In my view, our work help budding entrepreneurs build successful businesses, resolve disputes and focus on continued growth. And help businesses that has reached or past its peak potential to wind down.
What are the unique challenges and opportunities businesses face in Malaysia?
Business confidence in Malaysia remains high post-Covid and the recent change of government. The rising costs of labour, supply chain disruptions, cashflow problems and other uncertainties. In the political and macro-economic landscape remain the key problems faced by Malaysian businesses. In my particular area of work, which involved shareholders disputes, winding up proceedings and corporate restructuring mechanisms. It often arise out of unrealized profit projections caused primarily by COVID-related disruptions. Cash flow issues often strain the otherwise good working relationship between business affiliates. The COVID Act in Malaysia also left a lot to be desired, which provoked, instead of discourage, unnecessary disputes.
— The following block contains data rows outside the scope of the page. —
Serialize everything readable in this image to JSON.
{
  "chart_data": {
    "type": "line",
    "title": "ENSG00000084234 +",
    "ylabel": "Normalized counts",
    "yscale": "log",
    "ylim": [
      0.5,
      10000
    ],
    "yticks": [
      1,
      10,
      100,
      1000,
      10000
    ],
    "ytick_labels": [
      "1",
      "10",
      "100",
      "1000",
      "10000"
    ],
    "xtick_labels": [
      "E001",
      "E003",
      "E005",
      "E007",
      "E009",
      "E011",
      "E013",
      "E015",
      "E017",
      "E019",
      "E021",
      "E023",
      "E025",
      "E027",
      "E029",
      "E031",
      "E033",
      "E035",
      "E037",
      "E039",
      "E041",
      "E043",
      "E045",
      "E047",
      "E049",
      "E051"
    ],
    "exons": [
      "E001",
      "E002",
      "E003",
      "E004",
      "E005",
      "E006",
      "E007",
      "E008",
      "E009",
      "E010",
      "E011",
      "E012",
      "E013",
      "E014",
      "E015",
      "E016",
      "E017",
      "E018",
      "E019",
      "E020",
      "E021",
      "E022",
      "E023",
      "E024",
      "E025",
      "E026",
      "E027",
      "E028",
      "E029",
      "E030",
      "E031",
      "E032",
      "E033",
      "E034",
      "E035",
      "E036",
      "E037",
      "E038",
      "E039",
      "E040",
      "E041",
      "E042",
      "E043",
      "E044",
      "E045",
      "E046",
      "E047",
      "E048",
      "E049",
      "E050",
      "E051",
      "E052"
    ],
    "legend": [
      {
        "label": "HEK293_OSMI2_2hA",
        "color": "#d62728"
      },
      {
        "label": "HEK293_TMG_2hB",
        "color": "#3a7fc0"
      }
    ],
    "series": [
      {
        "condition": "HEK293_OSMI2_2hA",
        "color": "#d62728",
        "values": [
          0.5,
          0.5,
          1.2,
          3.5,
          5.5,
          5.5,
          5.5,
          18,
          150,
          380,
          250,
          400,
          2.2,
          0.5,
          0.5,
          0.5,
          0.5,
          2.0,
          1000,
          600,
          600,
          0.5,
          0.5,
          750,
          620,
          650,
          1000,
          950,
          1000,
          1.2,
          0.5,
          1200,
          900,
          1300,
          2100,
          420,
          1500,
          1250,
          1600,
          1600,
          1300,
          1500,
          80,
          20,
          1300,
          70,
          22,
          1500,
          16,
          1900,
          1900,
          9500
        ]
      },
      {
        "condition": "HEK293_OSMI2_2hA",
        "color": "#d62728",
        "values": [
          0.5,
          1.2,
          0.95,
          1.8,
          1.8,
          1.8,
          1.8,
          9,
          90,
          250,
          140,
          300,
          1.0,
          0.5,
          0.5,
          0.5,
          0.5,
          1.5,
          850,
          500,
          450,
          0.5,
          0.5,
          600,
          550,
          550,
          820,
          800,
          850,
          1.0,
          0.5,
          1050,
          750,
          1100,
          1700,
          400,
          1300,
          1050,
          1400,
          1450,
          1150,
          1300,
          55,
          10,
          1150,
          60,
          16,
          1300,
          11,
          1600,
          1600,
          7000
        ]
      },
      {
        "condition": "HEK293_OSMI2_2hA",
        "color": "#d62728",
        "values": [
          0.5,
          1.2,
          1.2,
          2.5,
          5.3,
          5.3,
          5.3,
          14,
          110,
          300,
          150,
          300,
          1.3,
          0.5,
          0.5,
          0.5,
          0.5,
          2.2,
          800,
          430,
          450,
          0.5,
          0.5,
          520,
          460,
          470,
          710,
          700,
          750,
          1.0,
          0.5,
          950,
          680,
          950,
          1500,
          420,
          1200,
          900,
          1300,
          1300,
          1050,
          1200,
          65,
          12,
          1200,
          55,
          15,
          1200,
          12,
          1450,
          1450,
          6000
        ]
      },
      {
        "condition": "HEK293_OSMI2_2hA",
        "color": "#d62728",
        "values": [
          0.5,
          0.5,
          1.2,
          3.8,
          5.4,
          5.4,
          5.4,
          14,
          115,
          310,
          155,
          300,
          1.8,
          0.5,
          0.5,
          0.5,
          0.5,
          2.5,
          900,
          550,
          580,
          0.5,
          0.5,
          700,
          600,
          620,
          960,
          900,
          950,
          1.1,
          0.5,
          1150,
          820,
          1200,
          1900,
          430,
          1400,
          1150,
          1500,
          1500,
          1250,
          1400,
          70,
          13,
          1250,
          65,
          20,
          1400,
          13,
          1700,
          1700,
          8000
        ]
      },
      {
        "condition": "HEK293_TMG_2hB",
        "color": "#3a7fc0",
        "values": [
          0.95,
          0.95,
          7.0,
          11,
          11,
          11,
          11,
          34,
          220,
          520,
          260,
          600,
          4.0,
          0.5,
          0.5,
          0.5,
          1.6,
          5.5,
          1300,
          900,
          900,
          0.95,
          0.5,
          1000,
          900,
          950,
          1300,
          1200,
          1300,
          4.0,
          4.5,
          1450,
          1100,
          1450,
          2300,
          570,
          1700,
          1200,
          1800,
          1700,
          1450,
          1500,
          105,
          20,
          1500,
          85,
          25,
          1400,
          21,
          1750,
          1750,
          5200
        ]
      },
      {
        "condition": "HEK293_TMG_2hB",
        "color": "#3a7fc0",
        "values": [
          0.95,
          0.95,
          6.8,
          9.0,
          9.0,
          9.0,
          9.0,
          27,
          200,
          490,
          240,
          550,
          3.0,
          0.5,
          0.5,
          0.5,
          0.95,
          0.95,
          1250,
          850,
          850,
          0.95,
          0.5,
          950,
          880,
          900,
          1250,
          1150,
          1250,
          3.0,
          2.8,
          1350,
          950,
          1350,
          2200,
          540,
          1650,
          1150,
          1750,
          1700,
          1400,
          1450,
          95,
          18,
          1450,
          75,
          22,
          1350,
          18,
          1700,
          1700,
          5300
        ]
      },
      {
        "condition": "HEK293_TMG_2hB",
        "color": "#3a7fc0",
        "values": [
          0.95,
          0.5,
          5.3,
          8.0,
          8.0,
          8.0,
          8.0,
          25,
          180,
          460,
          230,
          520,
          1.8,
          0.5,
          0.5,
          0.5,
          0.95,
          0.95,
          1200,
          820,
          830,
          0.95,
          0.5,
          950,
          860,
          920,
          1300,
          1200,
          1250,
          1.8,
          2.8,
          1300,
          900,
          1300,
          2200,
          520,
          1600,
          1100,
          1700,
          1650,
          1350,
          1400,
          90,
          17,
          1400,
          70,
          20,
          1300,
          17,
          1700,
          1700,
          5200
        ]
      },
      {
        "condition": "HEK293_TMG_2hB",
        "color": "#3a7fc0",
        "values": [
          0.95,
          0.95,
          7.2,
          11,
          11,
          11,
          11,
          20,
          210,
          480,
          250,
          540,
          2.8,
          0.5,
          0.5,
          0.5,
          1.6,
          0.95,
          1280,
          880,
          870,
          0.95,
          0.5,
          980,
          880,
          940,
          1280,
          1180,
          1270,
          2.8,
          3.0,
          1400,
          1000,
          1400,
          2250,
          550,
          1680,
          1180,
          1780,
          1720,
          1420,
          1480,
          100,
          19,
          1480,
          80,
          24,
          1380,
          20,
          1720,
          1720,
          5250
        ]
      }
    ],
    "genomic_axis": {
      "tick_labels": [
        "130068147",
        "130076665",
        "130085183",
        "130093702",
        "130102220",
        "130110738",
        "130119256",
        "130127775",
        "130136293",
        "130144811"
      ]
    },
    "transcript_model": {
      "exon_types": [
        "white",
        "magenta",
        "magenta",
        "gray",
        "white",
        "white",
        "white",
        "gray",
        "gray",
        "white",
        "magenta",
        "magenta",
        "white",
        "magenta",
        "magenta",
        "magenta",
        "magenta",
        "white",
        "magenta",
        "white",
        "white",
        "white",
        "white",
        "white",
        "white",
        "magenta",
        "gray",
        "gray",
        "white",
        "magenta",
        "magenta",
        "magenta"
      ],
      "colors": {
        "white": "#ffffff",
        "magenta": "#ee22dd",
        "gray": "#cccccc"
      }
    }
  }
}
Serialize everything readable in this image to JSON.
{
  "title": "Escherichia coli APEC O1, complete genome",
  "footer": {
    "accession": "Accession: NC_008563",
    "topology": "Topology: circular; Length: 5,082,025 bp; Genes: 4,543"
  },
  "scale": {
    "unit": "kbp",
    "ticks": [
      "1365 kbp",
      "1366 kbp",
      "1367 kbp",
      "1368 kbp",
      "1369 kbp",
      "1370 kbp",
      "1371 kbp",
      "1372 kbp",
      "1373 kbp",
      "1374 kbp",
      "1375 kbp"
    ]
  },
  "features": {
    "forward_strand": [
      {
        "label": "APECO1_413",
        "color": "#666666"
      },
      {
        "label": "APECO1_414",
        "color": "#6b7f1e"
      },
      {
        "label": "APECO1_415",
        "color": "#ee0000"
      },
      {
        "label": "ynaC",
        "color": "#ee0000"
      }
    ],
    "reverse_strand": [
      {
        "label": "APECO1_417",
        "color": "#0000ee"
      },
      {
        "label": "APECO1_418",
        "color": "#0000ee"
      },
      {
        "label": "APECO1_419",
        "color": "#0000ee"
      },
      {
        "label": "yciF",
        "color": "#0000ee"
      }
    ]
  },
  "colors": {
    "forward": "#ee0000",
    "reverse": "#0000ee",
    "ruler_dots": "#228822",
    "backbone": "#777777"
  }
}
As Co-Managing Partner, what are the most important innovations law firms can undertake?
In terms of our daily dispute work, the Malaysian courts have efficiently adopted integrated software to digitalize cause paper filling and case management. Since the beginning of the COVID pandemic, the Malaysian courts have also been swift in adopting Zoom based hearing and trials to replace physical court rooms. These innovative measures are brilliant. It’s efficient and time & cost saving. Law firms will then have to upgrade in-house infrastructure to participate effectively, which is not difficult at all.
In terms of the law firm’s operating model, I believe in a more equitable profit allocation system amongst partners. It gives a fairer opportunity and/or profit distribution to young, hardworking and talented lawyers. We want to give access to career growth opportunities to deserving lawyers based on merits and credentials, but not age and seniority. And we believe that our innovation in a more equitable, merit-based profit allocation system has allowed our firm to grow organically from 2 partners to 7 partners over the span of 2 years. We want to expand further based on this model.
In terms of the broader dispute resolution landscape, Litigation Funding needs to be allowed to give financially inferior litigant access to quality legal representation and a fair fighting chance. Litigation Funding is allowed in major established jurisdictions, there’s no reason why Malaysia cannot do the same.
What are your goals for the future of TCC Law?
To grow into a multidisciplinary regional law firm through strategic alliances.